IRD presupposes that behavior is a noisy but tractable signal of underlying preferences—essentially the revealed preference assumption that has anchored economics for a century. Yet behavioral economics, beginning with Kahneman and Tversky, has thoroughly undermined this assumption. We exhibit preference reversals, framing effects, and choice patterns that no consistent utility function can fit.

More interesting still is what IRD reveals about the gap between professed and enacted values. Subjects in moral psychology experiments routinely articulate principles their behavior contradicts. The disjunction isn't hypocrisy in the moral sense; it reflects the architectural separation between the verbal-deliberative system that generates explicit values and the affective-habitual systems that drive action.
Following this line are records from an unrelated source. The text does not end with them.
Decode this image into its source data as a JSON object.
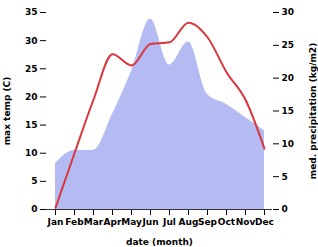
{
  "chart_data": {
    "type": "line",
    "x_label": "date (month)",
    "categories": [
      "Jan",
      "Feb",
      "Mar",
      "Apr",
      "May",
      "Jun",
      "Jul",
      "Aug",
      "Sep",
      "Oct",
      "Nov",
      "Dec"
    ],
    "series": [
      {
        "name": "med. precipitation (kg/m2)",
        "type": "area",
        "axis": "y2",
        "color": "#b3bbf2",
        "values": [
          7,
          9,
          9,
          14.5,
          21,
          29,
          22,
          25.5,
          17.5,
          16,
          14,
          12
        ]
      },
      {
        "name": "max temp (C)",
        "type": "line",
        "color": "#d9363e",
        "values": [
          0.3,
          10,
          19.5,
          27.6,
          25.6,
          29.4,
          29.7,
          33.2,
          30.6,
          24.4,
          19.5,
          10.8
        ]
      }
    ],
    "ylim": [
      0,
      35
    ],
    "yticks": [
      0,
      5,
      10,
      15,
      20,
      25,
      30,
      35
    ],
    "y2lim": [
      0,
      30
    ],
    "y2ticks": [
      0,
      5,
      10,
      15,
      20,
      25,
      30
    ],
    "grid": false
  }
}
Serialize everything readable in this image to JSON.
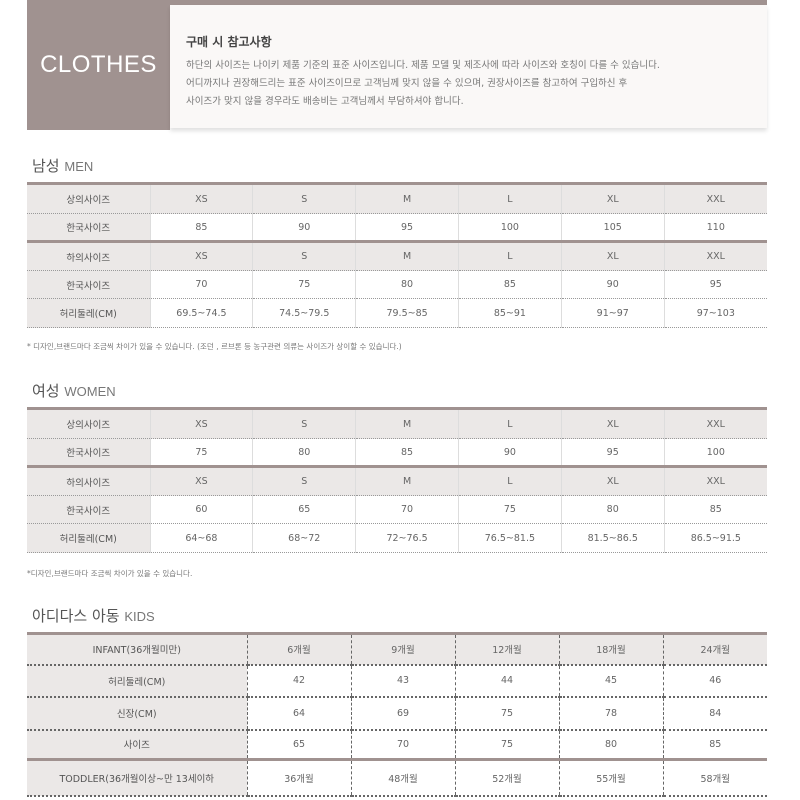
{
  "header": {
    "brand": "CLOTHES",
    "notice_title": "구매 시 참고사항",
    "notice_lines": [
      "하단의 사이즈는 나이키 제품 기준의 표준 사이즈입니다. 제품 모델 및 제조사에 따라 사이즈와 호칭이 다를 수 있습니다.",
      "어디까지나 권장해드리는 표준 사이즈이므로 고객님께 맞지 않을 수 있으며, 권장사이즈를 참고하여 구입하신 후",
      "사이즈가 맞지 않을 경우라도 배송비는 고객님께서 부담하셔야 합니다."
    ]
  },
  "men": {
    "title_ko": "남성",
    "title_en": "MEN",
    "rows": [
      {
        "label": "상의사이즈",
        "values": [
          "XS",
          "S",
          "M",
          "L",
          "XL",
          "XXL"
        ]
      },
      {
        "label": "한국사이즈",
        "values": [
          "85",
          "90",
          "95",
          "100",
          "105",
          "110"
        ]
      },
      {
        "label": "하의사이즈",
        "values": [
          "XS",
          "S",
          "M",
          "L",
          "XL",
          "XXL"
        ]
      },
      {
        "label": "한국사이즈",
        "values": [
          "70",
          "75",
          "80",
          "85",
          "90",
          "95"
        ]
      },
      {
        "label": "허리둘레(CM)",
        "values": [
          "69.5~74.5",
          "74.5~79.5",
          "79.5~85",
          "85~91",
          "91~97",
          "97~103"
        ]
      }
    ],
    "note": "* 디자인,브랜드마다 조금씩 차이가 있을 수 있습니다. (조던 , 르브론 등 농구관련 의류는 사이즈가 상이할 수 있습니다.)"
  },
  "women": {
    "title_ko": "여성",
    "title_en": "WOMEN",
    "rows": [
      {
        "label": "상의사이즈",
        "values": [
          "XS",
          "S",
          "M",
          "L",
          "XL",
          "XXL"
        ]
      },
      {
        "label": "한국사이즈",
        "values": [
          "75",
          "80",
          "85",
          "90",
          "95",
          "100"
        ]
      },
      {
        "label": "하의사이즈",
        "values": [
          "XS",
          "S",
          "M",
          "L",
          "XL",
          "XXL"
        ]
      },
      {
        "label": "한국사이즈",
        "values": [
          "60",
          "65",
          "70",
          "75",
          "80",
          "85"
        ]
      },
      {
        "label": "허리둘레(CM)",
        "values": [
          "64~68",
          "68~72",
          "72~76.5",
          "76.5~81.5",
          "81.5~86.5",
          "86.5~91.5"
        ]
      }
    ],
    "note": "*디자인,브랜드마다 조금씩 차이가 있을 수 있습니다."
  },
  "kids": {
    "title_ko": "아디다스 아동",
    "title_en": "KIDS",
    "rows": [
      {
        "label": "INFANT(36개월미만)",
        "values": [
          "6개월",
          "9개월",
          "12개월",
          "18개월",
          "24개월"
        ]
      },
      {
        "label": "허리둘레(CM)",
        "values": [
          "42",
          "43",
          "44",
          "45",
          "46"
        ]
      },
      {
        "label": "신장(CM)",
        "values": [
          "64",
          "69",
          "75",
          "78",
          "84"
        ]
      },
      {
        "label": "사이즈",
        "values": [
          "65",
          "70",
          "75",
          "80",
          "85"
        ]
      },
      {
        "label": "TODDLER(36개월이상~만 13세이하",
        "values": [
          "36개월",
          "48개월",
          "52개월",
          "55개월",
          "58개월"
        ]
      }
    ]
  },
  "colors": {
    "accent": "#a09290",
    "header_bg": "#ebe8e7"
  }
}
This raises a sharp question: which is the real value? The principle a person endorses on reflection, or the function their behavior actually optimizes? Aristotelian virtue ethics intuited this divide millennia ago, locating moral worth in trained dispositions rather than explicit reasoning. Contemporary neuroethics confirms it through dissociation studies: explicit moral judgment and moral behavior recruit overlapping but distinct neural circuits.

IRD thus functions as an unintentional empirical test of folk psychology's value concept. If humans were the unified rational agents classical ethics imagined, inverse design would converge on stable preference structures. That it doesn't—that learned reward functions are unstable, context-dependent, and frequently surprise their human subjects—suggests our values exist primarily as patterns in behavior that no internal narrator fully authors.

Takeaway
What you do is a different value system than what you say. Both are real, neither is privileged, and the tension between them is where moral life actually happens.

Alignment research, pursued for engineering ends, has become unintentionally one of the most productive empirical programs in metaethics. Each technical obstacle—specification, extrapolation, inference—corresponds to a philosophical assumption about human values that the assumption itself cannot bear.

The convergent finding across these problems is that human morality is not the kind of object classical ethical theory took it to be. It is not a coherent function awaiting articulation, nor a set of principles awaiting refinement, nor a unified agent awaiting idealization. It is a layered, partially incoherent, behaviorally-distributed phenomenon whose surface coherence is a narrative achievement, not a structural feature.

This should reorient ethical theorizing. The question is not how to extract our values cleanly enough to install them in machines, but how to live thoughtfully with the recognition that our values were never as clean as we believed. Alignment, in the end, may be a problem we share with our creations.